¹H-NMR spectra of the compounds dissolved in [D₆]DMSO were collected on a Bruker Avance III 500 MHz NMR spectrometer equipped with an autosampler. The chemical shifts are reported as δ values (ppm) relative to TMS.

Theory

The relationship between Δω, k_ex, and T_2ex relaxation times can be described by the Swift–Connick equation (Eq. 3),^[9a,b] in which R_2B is the transverse relaxation rate of the exchangeable solute proton and P_B is the mole fraction of exchangeable protons. The Δω in the unit of rad s⁻¹ is the shift difference between the water frequency and the chemical shift of the exchangeable proton, and k_ex is the rate of exchange.

$$R_{2\text{ex}}=k_{2\text{ex}}\times P_{\text{B}}\frac{R_{2\text{B}}{}^2+R_{2\text{B}}{k}_{\text{ex}}+\mathrm{\Delta }{\omega }^2}{{\left(R_{2\text{B}}+k_{\text{ex}}\right)}^2+\mathrm{\Delta }{\omega }^2}$$ (3)

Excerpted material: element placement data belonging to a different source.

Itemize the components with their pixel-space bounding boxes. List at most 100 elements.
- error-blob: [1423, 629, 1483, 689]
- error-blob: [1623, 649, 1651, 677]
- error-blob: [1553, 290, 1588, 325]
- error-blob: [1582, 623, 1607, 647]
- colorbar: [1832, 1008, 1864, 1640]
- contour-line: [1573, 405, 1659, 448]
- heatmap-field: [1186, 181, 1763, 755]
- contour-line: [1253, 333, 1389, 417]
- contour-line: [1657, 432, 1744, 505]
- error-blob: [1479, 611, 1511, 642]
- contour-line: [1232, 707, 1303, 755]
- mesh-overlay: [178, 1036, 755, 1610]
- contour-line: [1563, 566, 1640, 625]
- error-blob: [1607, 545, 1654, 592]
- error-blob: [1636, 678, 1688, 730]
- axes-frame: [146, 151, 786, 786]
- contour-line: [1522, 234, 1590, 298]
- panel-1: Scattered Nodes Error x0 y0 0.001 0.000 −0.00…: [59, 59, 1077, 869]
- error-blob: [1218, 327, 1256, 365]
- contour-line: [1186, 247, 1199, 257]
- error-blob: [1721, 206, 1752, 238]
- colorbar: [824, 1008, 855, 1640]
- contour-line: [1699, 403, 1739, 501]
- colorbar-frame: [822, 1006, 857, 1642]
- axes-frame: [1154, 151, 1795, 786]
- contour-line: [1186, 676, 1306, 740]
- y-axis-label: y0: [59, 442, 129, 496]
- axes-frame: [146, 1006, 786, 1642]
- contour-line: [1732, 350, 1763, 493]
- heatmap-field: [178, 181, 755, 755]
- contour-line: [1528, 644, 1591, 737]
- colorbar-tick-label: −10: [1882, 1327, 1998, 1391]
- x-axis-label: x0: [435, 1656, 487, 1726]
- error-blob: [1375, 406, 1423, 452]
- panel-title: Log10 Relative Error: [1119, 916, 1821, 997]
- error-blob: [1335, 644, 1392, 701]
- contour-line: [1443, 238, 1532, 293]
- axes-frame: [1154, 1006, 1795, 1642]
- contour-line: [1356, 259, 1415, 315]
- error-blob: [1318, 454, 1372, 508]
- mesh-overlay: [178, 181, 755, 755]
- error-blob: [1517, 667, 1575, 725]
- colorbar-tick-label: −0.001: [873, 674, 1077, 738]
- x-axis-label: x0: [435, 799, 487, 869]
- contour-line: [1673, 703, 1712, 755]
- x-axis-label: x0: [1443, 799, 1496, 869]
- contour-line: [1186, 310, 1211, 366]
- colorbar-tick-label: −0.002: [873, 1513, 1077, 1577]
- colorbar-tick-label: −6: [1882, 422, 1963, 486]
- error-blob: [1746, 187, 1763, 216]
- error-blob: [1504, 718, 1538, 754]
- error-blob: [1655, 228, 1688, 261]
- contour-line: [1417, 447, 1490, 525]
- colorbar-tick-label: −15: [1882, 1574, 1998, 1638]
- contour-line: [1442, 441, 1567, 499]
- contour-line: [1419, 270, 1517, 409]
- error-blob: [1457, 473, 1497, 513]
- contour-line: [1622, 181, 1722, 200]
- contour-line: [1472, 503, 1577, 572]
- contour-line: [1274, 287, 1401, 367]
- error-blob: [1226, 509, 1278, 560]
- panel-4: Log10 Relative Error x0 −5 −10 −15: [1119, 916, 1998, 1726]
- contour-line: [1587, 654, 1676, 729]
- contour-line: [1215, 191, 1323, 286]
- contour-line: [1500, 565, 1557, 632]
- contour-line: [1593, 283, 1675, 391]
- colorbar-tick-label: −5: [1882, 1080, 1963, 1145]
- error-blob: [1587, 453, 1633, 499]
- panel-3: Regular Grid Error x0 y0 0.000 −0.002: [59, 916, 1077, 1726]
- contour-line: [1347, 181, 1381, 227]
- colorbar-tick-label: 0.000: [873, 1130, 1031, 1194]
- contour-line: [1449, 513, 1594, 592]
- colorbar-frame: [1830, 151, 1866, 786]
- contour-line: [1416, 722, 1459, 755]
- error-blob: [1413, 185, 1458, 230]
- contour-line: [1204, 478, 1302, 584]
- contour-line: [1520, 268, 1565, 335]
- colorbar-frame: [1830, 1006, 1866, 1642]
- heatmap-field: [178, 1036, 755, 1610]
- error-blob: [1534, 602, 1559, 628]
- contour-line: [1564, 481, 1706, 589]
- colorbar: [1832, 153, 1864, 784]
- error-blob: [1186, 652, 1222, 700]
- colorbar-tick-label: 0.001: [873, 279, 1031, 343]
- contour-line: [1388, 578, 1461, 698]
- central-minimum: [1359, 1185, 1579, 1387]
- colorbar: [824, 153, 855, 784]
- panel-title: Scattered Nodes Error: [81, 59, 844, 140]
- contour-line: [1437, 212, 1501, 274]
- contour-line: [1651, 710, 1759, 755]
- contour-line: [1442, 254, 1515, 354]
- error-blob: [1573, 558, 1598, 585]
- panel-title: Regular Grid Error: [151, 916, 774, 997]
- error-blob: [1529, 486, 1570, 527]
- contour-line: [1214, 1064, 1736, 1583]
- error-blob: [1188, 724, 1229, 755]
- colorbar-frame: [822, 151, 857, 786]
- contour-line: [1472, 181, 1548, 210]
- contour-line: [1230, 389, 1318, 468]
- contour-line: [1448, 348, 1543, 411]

In the case of $\mathrm{\Delta }\text{ω}\gg R_{2\text{B}}{k}_{\text{ex}}\gg R_{2\text{B}}$ and 1 mm of labile proton, this can be simplified to Equation (1).

Analysis of enzyme kinetics

At 37 °C in PBS (pH 7.2, 10 mm), 1.2 U of nitrilase was incubated with various concentrations of 8 ranging from 2 to 40 mm for 10 min. The reaction was halted by refrigerating the samples, after which solution pH was adjusted to 7.2 and T₂ MRI was measured at 20 °C. We assume that the conversion of substrate is linearly correlated with time over this short time period. The correlation of reaction velocity with the concentration of substrate can be fitted by the Michaelis–Menten model, based on which the Michaelis constant K_M and the maximum rate V_max are obtained. The k_cat was calculated from the V_max/[enzyme], where [enzyme] was measured to be 5.8 µm.